Goldie was the name Wayside Waifs gave her and we decided to keep it. She’s an old black dog – an oldie but a Goldie – I think that’s the saying her name comes from.
She had a rough couple of months after she came home with us. We adopted her Friday, called and made an appointment with the vet for that Monday. Late the next night, Saturday, she started coughing and Sunday she developed a “runny nose.” Then late Sunday night, actually it was early Monday morning at about 2 a.m. she woke up coughing, walked to the bedroom door and fainted. Mike and I thought she’d died. She was passed out for almost five minutes. When she blinked her eyes Mike picked her up and we rushed her to the hospital. The ER vet said his preliminary tests were uneventful and that he could run more tests or we could take her to our vet. We decided since dawn was just a few hours away and she was stable we’d take her to our vet.
Our vet ran several tests, and immediately started her on an antibiotic for an upper respiratory infection. Over the next several weeks Goldie got sicker and sicker and her energy level was non-existent. Every test result came back negative. She started yelping anytime we rubbed her hears and eventually she was to the point she couldn’t even get up off her bed. I called the vet and he said to bring her in immediately. So I picked her up and carried her to the car and we drove her to the vet’s office. When our wonderful vet walked into the examine room we knew we were at the stage where we were running out of options. Our vet said he had one more thing he wanted to try, he was working on hunch. He wanted to take some more blood because he thought Goldie might have Addison’s disease. The first results came in and they pointed towards Addison’s. Our vet said the next test could confirm Addison’s, but it wasn’t 100% accurate and it was very expensive. He suggested we proceed with treatment for Addison’s. So we started Goldie on medicine and within a day we saw improvement. Over the next couple of weeks she grew stronger and more energetic. We were feeling great.
That feeling didn’t last long. A couple of weeks later Goldie developed the worst bloody diarrhea I have ever seen (why do these things always start on a Saturday after the vet’s office closes?). During this time Goldie went from 50 lbs, already too skinny for a Boxer, to 47 lbs – her energy level was dropping and she was deteriorating. Even with medication and a bland diet to treat the diarrhea it took about 10 days for Goldie to fully recover.

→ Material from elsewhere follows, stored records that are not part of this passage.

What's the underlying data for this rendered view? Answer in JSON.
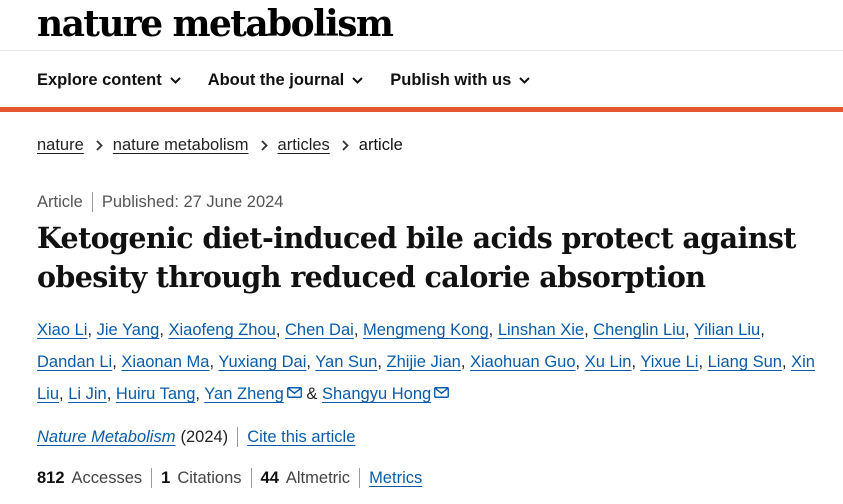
{
  "brand": "nature metabolism",
  "nav": {
    "items": [
      {
        "label": "Explore content"
      },
      {
        "label": "About the journal"
      },
      {
        "label": "Publish with us"
      }
    ]
  },
  "breadcrumb": {
    "items": [
      "nature",
      "nature metabolism",
      "articles"
    ],
    "current": "article"
  },
  "article": {
    "type": "Article",
    "published": "Published: 27 June 2024",
    "title": "Ketogenic diet-induced bile acids protect against obesity through reduced calorie absorption",
    "authors": [
      "Xiao Li",
      "Jie Yang",
      "Xiaofeng Zhou",
      "Chen Dai",
      "Mengmeng Kong",
      "Linshan Xie",
      "Chenglin Liu",
      "Yilian Liu",
      "Dandan Li",
      "Xiaonan Ma",
      "Yuxiang Dai",
      "Yan Sun",
      "Zhijie Jian",
      "Xiaohuan Guo",
      "Xu Lin",
      "Yixue Li",
      "Liang Sun",
      "Xin Liu",
      "Li Jin",
      "Huiru Tang",
      "Yan Zheng",
      "Shangyu Hong"
    ],
    "ampersand": "&",
    "journal": "Nature Metabolism",
    "year": "(2024)",
    "cite_label": "Cite this article"
  },
  "metrics": {
    "accesses_value": "812",
    "accesses_label": "Accesses",
    "citations_value": "1",
    "citations_label": "Citations",
    "altmetric_value": "44",
    "altmetric_label": "Altmetric",
    "metrics_link": "Metrics"
  },
  "colors": {
    "accent_bar": "#e4572e",
    "link": "#0a5ca8"
  },
  "icons": {
    "nav_dropdown": "chevron-down-icon",
    "breadcrumb_separator": "chevron-right-icon",
    "author_contact": "envelope-icon"
  }
}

We’ve had Goldie for five months and she was extremely sick, pretty much on her death bed, for almost the first three months.
Oh how things have changed. She’s doing fantastic (I’m little nervous about putting that into writing because when we first got her every time we said she was doing better or that she was doing great she would fall ill again – keep your fingers crossed). Goldie loves to run. Every morning we wake up, step outside and race a 50-yard dash. She’s happy, always smiling. Loves car rides, ice-cream, vanilla scented raw-hides and Three Dog Bakery. She loves old people, kids and cats. Goldie is (and after Molly I never thought I’d say this again) the sweetest creature I have ever met. On more than one occasion at the park we’ve been sounded by numerous children with disabilities. The first group was children with Down Syndrome and the second group of children had severe hearing and speech disabilities. She was so patient and gentle. She stood their smiling and wagging her little nub tail while the kids petted her. One little boy had his face by hers and we said, “Be careful she might give you a kiss.” He grabbed her face with his little hands, turned her head and planted a big kiss right on her mouth. Goldie just smiled – she loves to be hugged and kissed on the cheeks and the top of her head.
Goldie’s changed our lives, we are so happy. Every week we see more of her personality develop. She is an absolutely wonderful dog. And because we adopted another dog, we ended up being the ones who were rescued – again.